Kata Pakar Universitas Indonesia Soal Kunci Stabilitas di Suriah dan Timur Tengah
Suriah harus fokus pada stabilitas pemerintahan.
REPUBLIKA.CO.ID, JAKARTA -- Pakar Timur Tengah dari Universitas Indonesia Yon Machmudi memandang penting terwujudnya pemerintahan inklusif di Suriah demi memastikan perdamaian yang berkelanjutan di negara tersebut usai jatuhnya rezim Bashar Al-Assad.

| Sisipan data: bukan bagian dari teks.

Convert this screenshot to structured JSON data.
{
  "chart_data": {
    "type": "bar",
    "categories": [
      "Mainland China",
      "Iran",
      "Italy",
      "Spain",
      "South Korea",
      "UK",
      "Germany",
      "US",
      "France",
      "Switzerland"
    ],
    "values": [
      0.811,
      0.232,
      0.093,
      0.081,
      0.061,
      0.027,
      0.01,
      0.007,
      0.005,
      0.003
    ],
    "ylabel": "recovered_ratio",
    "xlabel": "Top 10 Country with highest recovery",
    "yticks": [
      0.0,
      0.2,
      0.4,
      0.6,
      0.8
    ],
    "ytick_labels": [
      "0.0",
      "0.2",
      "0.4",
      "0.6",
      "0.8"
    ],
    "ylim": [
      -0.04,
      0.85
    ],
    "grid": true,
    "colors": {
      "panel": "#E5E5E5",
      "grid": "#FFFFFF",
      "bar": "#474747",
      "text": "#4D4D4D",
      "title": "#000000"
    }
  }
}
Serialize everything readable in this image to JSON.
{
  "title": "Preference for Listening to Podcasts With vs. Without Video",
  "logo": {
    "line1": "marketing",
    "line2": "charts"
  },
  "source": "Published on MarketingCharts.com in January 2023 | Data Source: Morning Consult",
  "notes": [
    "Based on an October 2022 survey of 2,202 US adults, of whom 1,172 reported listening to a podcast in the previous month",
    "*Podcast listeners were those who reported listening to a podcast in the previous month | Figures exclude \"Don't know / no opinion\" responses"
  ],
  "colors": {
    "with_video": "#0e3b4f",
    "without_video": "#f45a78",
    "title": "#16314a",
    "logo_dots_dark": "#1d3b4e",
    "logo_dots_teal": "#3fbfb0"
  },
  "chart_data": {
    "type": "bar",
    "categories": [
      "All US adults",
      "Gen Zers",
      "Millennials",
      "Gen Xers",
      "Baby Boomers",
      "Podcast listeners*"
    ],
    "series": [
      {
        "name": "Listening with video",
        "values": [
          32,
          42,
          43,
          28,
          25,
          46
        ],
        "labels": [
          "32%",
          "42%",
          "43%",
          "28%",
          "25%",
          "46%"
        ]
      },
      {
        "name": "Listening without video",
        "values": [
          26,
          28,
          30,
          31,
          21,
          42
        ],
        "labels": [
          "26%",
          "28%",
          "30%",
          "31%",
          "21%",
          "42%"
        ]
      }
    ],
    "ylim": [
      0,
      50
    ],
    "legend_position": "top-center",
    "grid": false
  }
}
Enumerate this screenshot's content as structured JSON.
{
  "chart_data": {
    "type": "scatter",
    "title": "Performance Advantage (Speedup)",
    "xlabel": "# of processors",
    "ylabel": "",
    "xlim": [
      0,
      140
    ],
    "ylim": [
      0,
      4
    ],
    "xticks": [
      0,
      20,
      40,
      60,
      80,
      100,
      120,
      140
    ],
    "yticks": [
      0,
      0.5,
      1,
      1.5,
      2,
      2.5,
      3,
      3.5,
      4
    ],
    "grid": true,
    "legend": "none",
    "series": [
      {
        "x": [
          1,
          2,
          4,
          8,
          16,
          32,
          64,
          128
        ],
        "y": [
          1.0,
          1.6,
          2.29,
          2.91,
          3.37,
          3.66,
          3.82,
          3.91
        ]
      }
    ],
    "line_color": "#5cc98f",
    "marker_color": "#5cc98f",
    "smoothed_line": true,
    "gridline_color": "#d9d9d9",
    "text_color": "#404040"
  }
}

“Karena kalau kemudian tidak tercapai kesepakatan untuk membentuk pemerintahan bersama yang inklusif, proses transisi dikhawatirkan akan semakin panjang dan gejolaknya akan semakin besar,” ucap Yon saat dihubungi ANTARA di Jakarta, Kamis.

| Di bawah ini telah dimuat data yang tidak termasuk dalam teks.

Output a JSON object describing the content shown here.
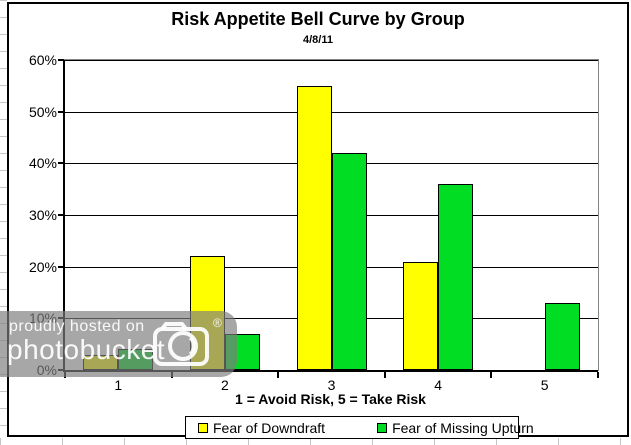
{
  "chart_data": {
    "type": "bar",
    "title": "Risk Appetite Bell Curve by Group",
    "subtitle": "4/8/11",
    "xlabel": "1 = Avoid Risk, 5 = Take Risk",
    "ylabel": "",
    "categories": [
      "1",
      "2",
      "3",
      "4",
      "5"
    ],
    "series": [
      {
        "name": "Fear of Downdraft",
        "color": "#FFFF00",
        "values": [
          3,
          22,
          55,
          21,
          0
        ]
      },
      {
        "name": "Fear of Missing Upturn",
        "color": "#00DD22",
        "values": [
          4,
          7,
          42,
          36,
          13
        ]
      }
    ],
    "ylim": [
      0,
      60
    ],
    "yticklabels": [
      "0%",
      "10%",
      "20%",
      "30%",
      "40%",
      "50%",
      "60%"
    ],
    "grid": true,
    "legend_position": "bottom",
    "bar_border_color": "#000000",
    "gridline_color": "#000000",
    "plot_border_color": "#848484"
  },
  "watermark": {
    "line1": "proudly hosted on",
    "line2": "photobucket",
    "registered": "®"
  }
}
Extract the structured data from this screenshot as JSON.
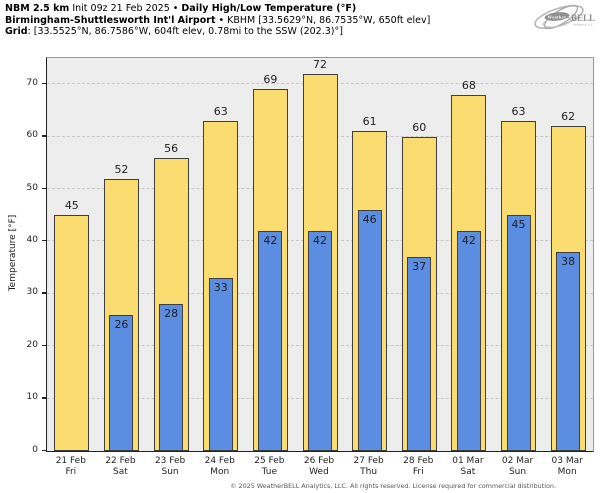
{
  "header": {
    "line1_bold1": "NBM 2.5 km",
    "line1_mid": " Init 09z 21 Feb 2025 • ",
    "line1_bold2": "Daily High/Low Temperature (°F)",
    "line2_bold": "Birmingham-Shuttlesworth Int'l Airport",
    "line2_rest": " • KBHM [33.5629°N, 86.7535°W, 650ft elev]",
    "line3_bold": "Grid",
    "line3_rest": ": [33.5525°N, 86.7586°W, 604ft elev, 0.78mi to the SSW (202.3)°]"
  },
  "logo": {
    "weather": "Weather",
    "bell": "BELL",
    "sub": "Analytics LLC"
  },
  "footer": {
    "copyright": "© 2025 WeatherBELL Analytics, LLC. All rights reserved. License required for commercial distribution."
  },
  "chart_data": {
    "type": "bar",
    "title": "NBM 2.5 km Daily High/Low Temperature (°F) — Birmingham-Shuttlesworth Int'l Airport (KBHM)",
    "xlabel": "",
    "ylabel": "Temperature [°F]",
    "ylim": [
      0,
      75
    ],
    "yticks": [
      0,
      10,
      20,
      30,
      40,
      50,
      60,
      70
    ],
    "grid": "horizontal-dashed",
    "legend_position": "none",
    "categories": [
      [
        "21 Feb",
        "Fri"
      ],
      [
        "22 Feb",
        "Sat"
      ],
      [
        "23 Feb",
        "Sun"
      ],
      [
        "24 Feb",
        "Mon"
      ],
      [
        "25 Feb",
        "Tue"
      ],
      [
        "26 Feb",
        "Wed"
      ],
      [
        "27 Feb",
        "Thu"
      ],
      [
        "28 Feb",
        "Fri"
      ],
      [
        "01 Mar",
        "Sat"
      ],
      [
        "02 Mar",
        "Sun"
      ],
      [
        "03 Mar",
        "Mon"
      ]
    ],
    "series": [
      {
        "name": "Daily High",
        "color": "#FADC70",
        "values": [
          45,
          52,
          56,
          63,
          69,
          72,
          61,
          60,
          68,
          63,
          62
        ]
      },
      {
        "name": "Daily Low",
        "color": "#5B8EE3",
        "values": [
          null,
          26,
          28,
          33,
          42,
          42,
          46,
          37,
          42,
          45,
          38
        ]
      }
    ],
    "plot_bg": "#EDEDED",
    "bar_border": "#3F3F3F",
    "grid_color": "#C8C8C8"
  }
}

Ia mengatakan, meski disatukan dengan tujuan menaklukkan rezim Assad, kelompok oposisi bersenjata utama Suriah memiliki latar belakang serta kepentingan yang berbeda-beda.
Di antara kelompok tersebut adalah Hayat Tahrir Al-Sham (HTS) yang merupakan kelompok Islamis pecahan Al-Qaida yang kemudian menolak berdirinya ISIS, Tentara Nasional Suriah (SNA) yang disokong Turki, dan Angkatan Demokrasi Suriah (SDF) yang memiliki kepentingan bagi kelompok masyarakat Kurdi dan didukung AS, ucap dia.
Apabila kesepakatan bersama untuk membentuk pemerintahan yang inklusif dan menguntungkan semua pihak gagal bertahan, Yon menyebut bahwa situasi keamanan di Suriah dapat menjadi tak terkendali, sehingga bernasib sama dengan Libya dan Sudan yang kembali jatuh ke perang saudara karena gagalnya pemerintahan transisi.
Ia juga mengatakan, kegagalan mempertahankan pemerintahan inklusif juga berpotensi membuat negara tersebut senasib dengan pemerintahan baru Afghanistan yang hingga saat ini tak diakui komunitas internasional karena rezim Taliban menolak memerintah secara inklusif.
Selain itu, kelompok oposisi Suriah yang berhasil merebut kekuasaan juga harus mempertahankan persatuan demi mewaspadai Israel yang memanfaatkan situasi di Suriah dengan menghancurkan fasilitas angkatan udara dan angkatan laut Suriah yang ditinggalkan militer rezim Assad.
“Pertahanan Suriah sedang diperlemah oleh Israel yang mengharapkan supaya Suriah yang baru tak menjadi ancaman bagi Israel,” kata Yon.
Pandangan terkait pentingnya pemerintahan inklusif dan konsensus politik di Suriah juga sempat dilontarkan Wakil Menteri Luar Negeri Anis Matta, sebagaimana pernyataan tertulis Kementerian Luar Negeri RI pada Selasa (10/12).
“Konsensus politik nasional, transisi demokratis yang damai, serta rekonstruksi atau pemulihan ekonomi dan pembangunan harus jadi prioritas Suriah di tahap selanjutnya,” kata Anis.
Anis pun berharap perubahan rezim di Suriah menjadi momentum bagi rakyat negara itu untuk mewujudkan hidup yang lebih baik. Ia juga menyerukan kepada semua pihak di Suriah agar senantiasa mengutamakan keamanan dan keselamatan rakyat.